The International Energy Agency (IEA) has reported that, as analysts had predicted, the Organization of Petroleum Exporting Countries (OPEC) and other major oil producers have complied with the agreement to restrict oil production. In total, OPEC reached 90 percent compliance, a record for the group. Global oil supply declined by 1.5 million barrels per day in January, with two-thirds of the decline coming from OPEC members.
In response to the contraction in supply, oil prices rose. Brent crude rose by one percent on Friday to $56.21 and West Texas Intermediate rose one percent as well to $53.54.

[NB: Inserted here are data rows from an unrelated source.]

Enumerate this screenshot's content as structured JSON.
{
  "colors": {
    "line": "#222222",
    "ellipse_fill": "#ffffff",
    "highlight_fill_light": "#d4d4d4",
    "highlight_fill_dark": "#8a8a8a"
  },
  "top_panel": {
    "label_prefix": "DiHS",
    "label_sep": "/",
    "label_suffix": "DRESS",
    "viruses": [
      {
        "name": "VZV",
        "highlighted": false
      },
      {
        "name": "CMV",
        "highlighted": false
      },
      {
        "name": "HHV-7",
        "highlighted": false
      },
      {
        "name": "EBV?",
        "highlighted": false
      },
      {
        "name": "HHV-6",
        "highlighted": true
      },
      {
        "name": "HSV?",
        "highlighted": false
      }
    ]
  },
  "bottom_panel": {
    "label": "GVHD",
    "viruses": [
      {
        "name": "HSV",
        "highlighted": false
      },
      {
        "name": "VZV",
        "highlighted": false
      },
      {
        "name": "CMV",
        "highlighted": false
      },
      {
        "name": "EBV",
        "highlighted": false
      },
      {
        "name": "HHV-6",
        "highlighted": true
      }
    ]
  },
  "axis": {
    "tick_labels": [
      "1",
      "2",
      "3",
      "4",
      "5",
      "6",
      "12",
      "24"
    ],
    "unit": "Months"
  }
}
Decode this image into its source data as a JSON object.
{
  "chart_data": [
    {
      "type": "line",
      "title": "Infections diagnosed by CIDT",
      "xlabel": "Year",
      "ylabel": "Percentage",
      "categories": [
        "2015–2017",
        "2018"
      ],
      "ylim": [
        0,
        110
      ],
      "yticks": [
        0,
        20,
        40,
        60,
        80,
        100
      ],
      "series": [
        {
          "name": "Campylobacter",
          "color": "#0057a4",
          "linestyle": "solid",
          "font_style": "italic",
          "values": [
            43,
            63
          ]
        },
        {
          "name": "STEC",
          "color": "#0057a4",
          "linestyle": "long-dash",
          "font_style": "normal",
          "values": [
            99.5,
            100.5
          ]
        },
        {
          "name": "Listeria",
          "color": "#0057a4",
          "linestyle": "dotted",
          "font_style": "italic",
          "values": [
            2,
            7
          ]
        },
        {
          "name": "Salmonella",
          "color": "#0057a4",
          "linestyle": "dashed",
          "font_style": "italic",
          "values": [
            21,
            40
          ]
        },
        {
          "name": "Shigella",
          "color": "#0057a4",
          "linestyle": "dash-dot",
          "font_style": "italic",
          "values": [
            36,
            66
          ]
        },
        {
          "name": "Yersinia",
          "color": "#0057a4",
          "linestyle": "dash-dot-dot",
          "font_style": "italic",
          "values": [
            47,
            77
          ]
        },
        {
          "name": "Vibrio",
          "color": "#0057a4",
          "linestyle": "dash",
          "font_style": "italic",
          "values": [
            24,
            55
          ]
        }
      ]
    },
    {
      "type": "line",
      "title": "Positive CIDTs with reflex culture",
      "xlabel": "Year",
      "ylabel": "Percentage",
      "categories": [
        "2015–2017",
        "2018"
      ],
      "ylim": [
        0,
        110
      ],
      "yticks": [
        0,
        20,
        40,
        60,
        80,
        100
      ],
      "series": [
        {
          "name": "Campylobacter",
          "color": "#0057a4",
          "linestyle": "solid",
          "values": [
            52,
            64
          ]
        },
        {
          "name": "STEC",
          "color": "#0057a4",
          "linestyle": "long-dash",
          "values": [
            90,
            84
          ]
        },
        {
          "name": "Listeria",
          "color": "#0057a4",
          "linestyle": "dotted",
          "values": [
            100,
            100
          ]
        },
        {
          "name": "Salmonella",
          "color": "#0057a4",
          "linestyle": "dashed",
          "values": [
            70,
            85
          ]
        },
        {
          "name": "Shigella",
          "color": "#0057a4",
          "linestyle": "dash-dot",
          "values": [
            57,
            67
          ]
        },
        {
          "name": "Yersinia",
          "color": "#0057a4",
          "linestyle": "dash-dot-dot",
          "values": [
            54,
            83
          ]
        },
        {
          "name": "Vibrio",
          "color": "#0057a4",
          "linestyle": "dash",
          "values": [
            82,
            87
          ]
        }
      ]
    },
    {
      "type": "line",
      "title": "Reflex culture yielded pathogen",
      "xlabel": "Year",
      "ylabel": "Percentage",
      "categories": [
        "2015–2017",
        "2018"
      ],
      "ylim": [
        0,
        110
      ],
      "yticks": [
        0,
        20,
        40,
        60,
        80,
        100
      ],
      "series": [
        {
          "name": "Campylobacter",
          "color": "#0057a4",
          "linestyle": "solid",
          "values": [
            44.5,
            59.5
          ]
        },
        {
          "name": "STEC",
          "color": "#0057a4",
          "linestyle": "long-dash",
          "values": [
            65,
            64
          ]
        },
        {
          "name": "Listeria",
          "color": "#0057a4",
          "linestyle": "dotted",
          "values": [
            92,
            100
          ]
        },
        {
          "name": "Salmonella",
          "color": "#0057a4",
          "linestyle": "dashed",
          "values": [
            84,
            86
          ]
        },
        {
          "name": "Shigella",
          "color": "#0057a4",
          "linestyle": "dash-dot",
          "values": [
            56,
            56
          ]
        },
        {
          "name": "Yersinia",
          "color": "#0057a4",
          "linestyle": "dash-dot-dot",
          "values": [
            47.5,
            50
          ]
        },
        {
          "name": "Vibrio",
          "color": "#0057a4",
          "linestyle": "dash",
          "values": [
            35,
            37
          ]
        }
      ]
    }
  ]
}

Not all member states, however, contributed equally as some struggling nations such as Venezuela and Iraq fell well short of their targets. Larger than usual cuts by Saudi Arabia, Qatar, and Angola more than offset them, with Saudi Arabia alone decreasing production by 70,000 barrels per day above its requirements.
These nations’ efforts plus increasing demand for industrial use, therefore, strongly contributed to the price increase. Although, concerns in the markets over future production and reserves have prevented the cuts from rebalancing the market. The IEA has noted that oil stocks still remain high, and Saudi Arabia does not plan on continuing to cut production for the second half of 2017. For the time being, prices per barrel are expected to remain in the $50 range. It remains to be seen whether the production cuts will have a significant impact on the fuel prices consumers pay at the pump.